Straight Stories

Mitfahrgelegenheiten

Als ich kürzlich zum 50. Geburtstag meines Bruders von Berlin nach Würzburg fahren musste, suchte ich mir eine Mitfahrgelegenheit im Internet. In Zeiten, da die Portemonnaies leer sind, reisen immer mehr Leute auf diese Art. Der schöne Nebeneffekt ist, dass man auf solchen Fahrten jedes Mal auf andere Menschen trifft. Ein paar Stunden lang sitzt man mit ihnen auf engsten Raum zusammen und lernt ihre Eigenheiten kennen.

Ich war mit dem Fahrer auf dem Alexanderplatz verabredet. Er kam zehn Minuten zu spät, war schwarz gekleidet und hatte seine langen, dunklen Haare zu einem Zopf gebunden. Auf seinem Auto klebte ein Aufkleber vom 1. FC Union Berlin. Mit uns fuhr eine junge Frau, die um die 20 Jahre alt war. Sie wurde von zwei Freundinnen zum Treffpunkt gebracht, der Abschied war ein einziges Herzen und Küssen. Der Dritte im Bunde war ein schweigsamer Mann um die 30.

Da ich vorne saß, kam ich mit Mike, so hieß der Fahrer, schnell ins Gespräch. Er erzählte mir, dass er die Strecke jeden Freitag fahre, weil seine Freundin in Würzburg lebt. »Wir haben uns vor zehn Monaten beim Chatten im Internet kennengelernt. Das Dumme ist nur: Ich komme aus Berlin nicht weg. Ich bin hier geboren und arbeite bei einer Versicherungsgesellschaft.«

Er gab Gas, setzte den Blinker und überholte einen Lastwagen. »Wenn ich freitags ankomme, machen wir nicht mehr allzu viel. Wir entspannen und sehen fern. Am nächsten Tag gehen wir spazieren, kochen, was eben so läuft. Und am Sonntag steht schon wieder der Abschied ins Haus. Wir telefonieren jeden Tag.« Ich wunderte mich, was die Menschen so alles für die Liebe taten. Berlin hat über 3 000 000 Einwohner, also gut eineinhalb Millionen Frauen, aber dieser Typ verliebt sich ausgerechnet in eine Frau aus Würzburg.

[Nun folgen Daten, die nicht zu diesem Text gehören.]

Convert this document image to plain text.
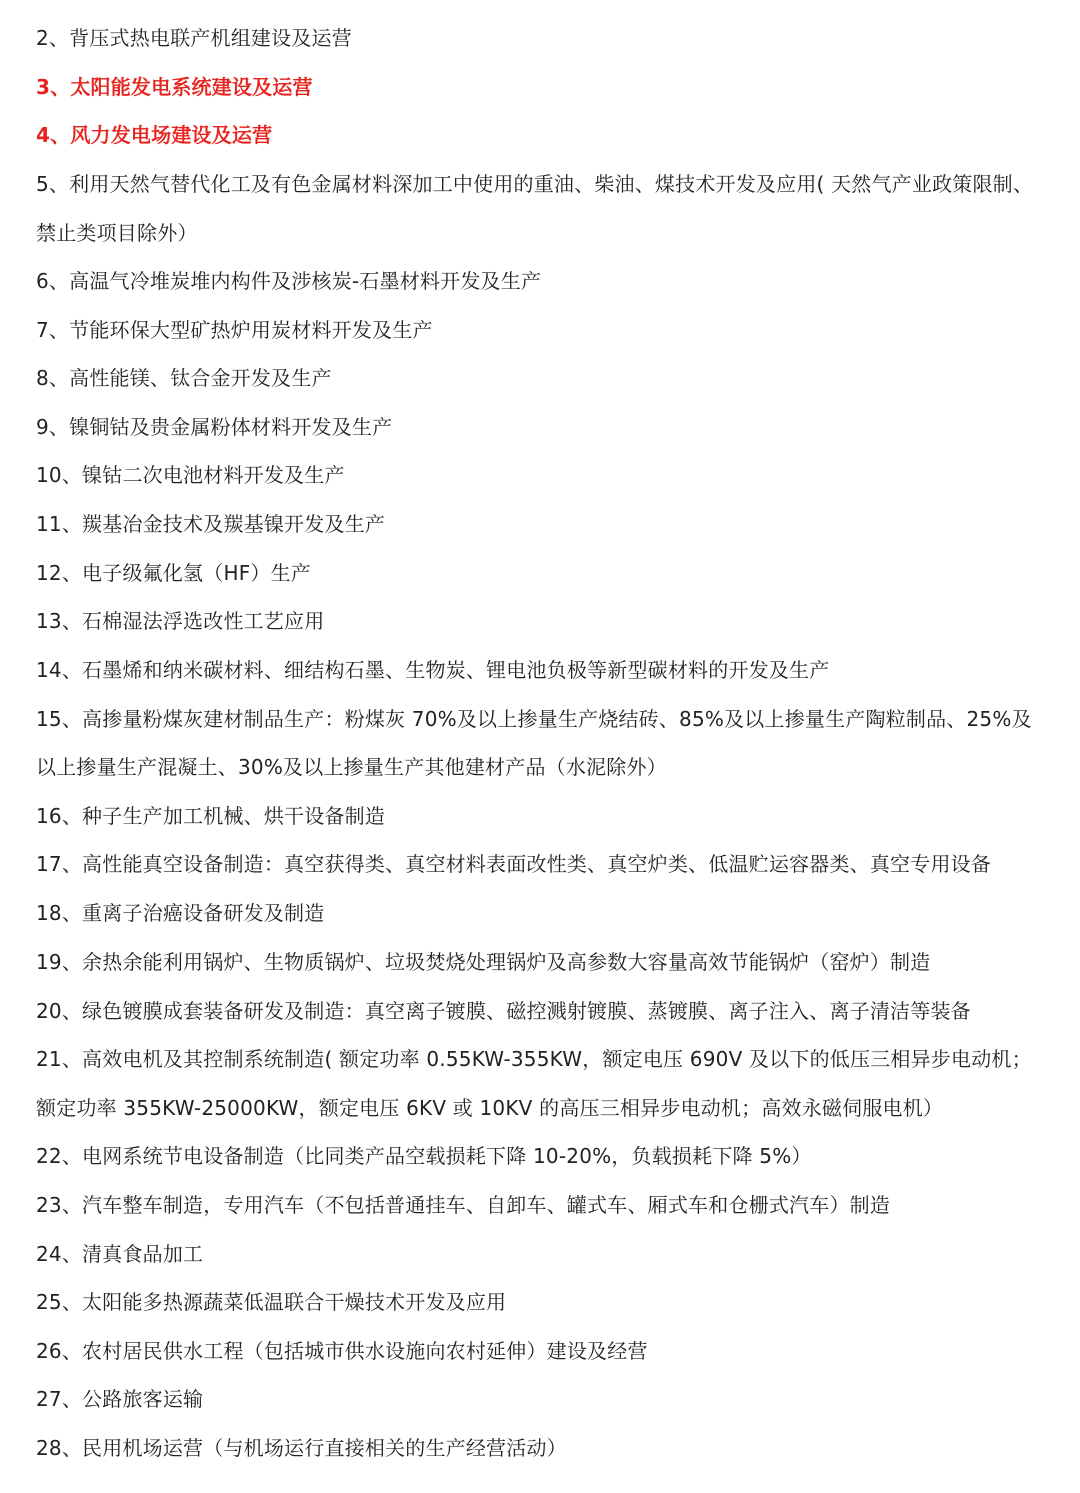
2、背压式热电联产机组建设及运营
3、太阳能发电系统建设及运营
4、风力发电场建设及运营
5、利用天然气替代化工及有色金属材料深加工中使用的重油、柴油、煤技术开发及应用( 天然气产业政策限制、
禁止类项目除外）
6、高温气冷堆炭堆内构件及涉核炭-石墨材料开发及生产
7、节能环保大型矿热炉用炭材料开发及生产
8、高性能镁、钛合金开发及生产
9、镍铜钴及贵金属粉体材料开发及生产
10、镍钴二次电池材料开发及生产
11、羰基冶金技术及羰基镍开发及生产
12、电子级氟化氢（HF）生产
13、石棉湿法浮选改性工艺应用
14、石墨烯和纳米碳材料、细结构石墨、生物炭、锂电池负极等新型碳材料的开发及生产
15、高掺量粉煤灰建材制品生产：粉煤灰 70%及以上掺量生产烧结砖、85%及以上掺量生产陶粒制品、25%及
以上掺量生产混凝土、30%及以上掺量生产其他建材产品（水泥除外）
16、种子生产加工机械、烘干设备制造
17、高性能真空设备制造：真空获得类、真空材料表面改性类、真空炉类、低温贮运容器类、真空专用设备
18、重离子治癌设备研发及制造
19、余热余能利用锅炉、生物质锅炉、垃圾焚烧处理锅炉及高参数大容量高效节能锅炉（窑炉）制造
20、绿色镀膜成套装备研发及制造：真空离子镀膜、磁控溅射镀膜、蒸镀膜、离子注入、离子清洁等装备
21、高效电机及其控制系统制造( 额定功率 0.55KW-355KW，额定电压 690V 及以下的低压三相异步电动机；
额定功率 355KW-25000KW，额定电压 6KV 或 10KV 的高压三相异步电动机；高效永磁伺服电机）
22、电网系统节电设备制造（比同类产品空载损耗下降 10-20%，负载损耗下降 5%）
23、汽车整车制造，专用汽车（不包括普通挂车、自卸车、罐式车、厢式车和仓栅式汽车）制造
24、清真食品加工
25、太阳能多热源蔬菜低温联合干燥技术开发及应用
26、农村居民供水工程（包括城市供水设施向农村延伸）建设及经营
27、公路旅客运输
28、民用机场运营（与机场运行直接相关的生产经营活动）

»Mein Freund lebt auch in Würzburg«, sagte Daniela unvermittelt, die Mitfahrerin. »Er arbeitet als Roadie. Irgendwann ziehen wir zusammen, aber momentan geht es noch nicht, weil ich gerade eine Ausbildung mache.« Da wurde ich melancholisch und vermisste Helene. Wo sie wohl gerade war? Wahrschein­lich in der Schweiz bei ihrem Neuen, bei Alexandre.

Nachdem ich erzählt hatte, dass ich zum Geburtagsfest meines Bruders fuhr, wurde auch der Dritte im Bunde, Andreas, gefragt, wohin er denn wolle. Er atmete tief durch und ließ seinen Blick über die unzähligen Möbellager schweifen, die die Autobahn säumen. Im Hintergrund waren die Leuna-Werke zu sehen mit ihrem Qualm. »Ich bin in Würzburg geboren. Vorgestern ist mein Vater gestorben. Er ist auf sein Motorrad gestiegen, hat irgendwie zu viel Gas gegeben und die Kupplung losgelassen. Die Maschine kam ihm aus, und er fuhr an eine drei Meter entfernte Later­ne. Tot. Dümmer kann man nicht sterben.«

Die Windräder drehten sich gespenstisch über der Industrielandschaft. Ein Zug schwarzer Vögel war am Horizont zu sehen. »Ich treffe in Würzburg meine Schwester«, erzählte Andreas mit leiser Stimme weiter. »Wir müssen den Haushalt auflösen. Meine Mutter ist schon vor sieben Jahren bei einem Verkehrsunfall ums Leben gekommen.«

An der nächsten Tankstelle machten wir Rast. Mike rauchte drei Zigaretten hintereinander, Daniela telefonierte mit ihrem Freund, und Andreas und ich standen verloren herum und schwiegen. Die Party meines Bruders wurde ein rauschendes Fest. Es gab exzellenten Wein aus Italien, Serrano-Schinken und Champagner, so viel man wollte. Viele Freunde und Verwandte waren da, und als alle ausgelassen tanzten, musste ich an Andreas denken.